Toward the fast blind docking of a peptide to a target protein by using a four-body statistical pseudo-potential
- PMID: 19939735
- DOI: 10.1016/j.compbiolchem.2009.10.005
Toward the fast blind docking of a peptide to a target protein by using a four-body statistical pseudo-potential
Abstract
In vitro molecular evolution creates a lot of peptide aptamers that bind to each target protein.

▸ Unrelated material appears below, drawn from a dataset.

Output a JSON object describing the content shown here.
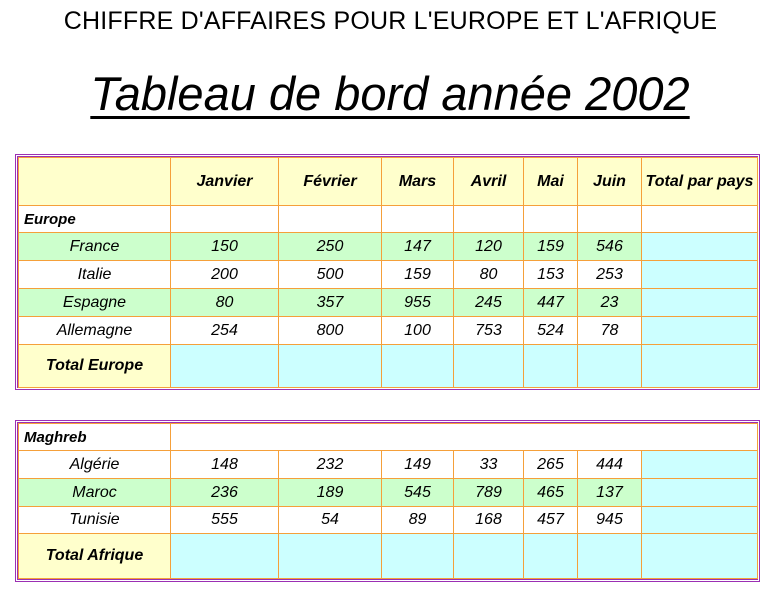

In many cases, their binding sites on a protein surface are not known. Then, predicting the binding sites through computation within a reasonable time is desirable. With this aim, we have developed a novel system of fast and robust blind docking of a peptide to a fixed protein structure at low computational costs. Our algorithm is based on the following scheme. Representing each of the amino acid residues by a single point corresponding to its side-chain center, the structure of a target protein and that of a ligand peptide are coarse-grained. The peptide, which is described as a flexible bead model, is movable along the grid-points which are set surrounding the protein. An arbitrary state of the protein-peptide complex is subjected to Delaunay tessellation. Then, the fitness of a peptide-coordination to the protein is measured by a four-body statistical pseudo-potential. Through 1000 trials of a simple hill-climbing optimization, the best 15 peptide-coordinations with the 1st-15th highest fitness values are selected as candidates for the putative coordination. Retrieving the available 28 protein-peptide complexes from the Protein Databank, we carried out the blind docking test for each system. The best 15 peptide-coordinations fell into several clusters by the cluster analysis based on their spatial distribution. We found that, in most cases, the largest cluster or second largest cluster correspond to nearly correct binding sites, and that the mean (+/- standard deviation) of GTGD over all the 28 cases is 4.8 A(+/-3.8 A), where GTGD represents the distance from the putative binding site to the correct binding site.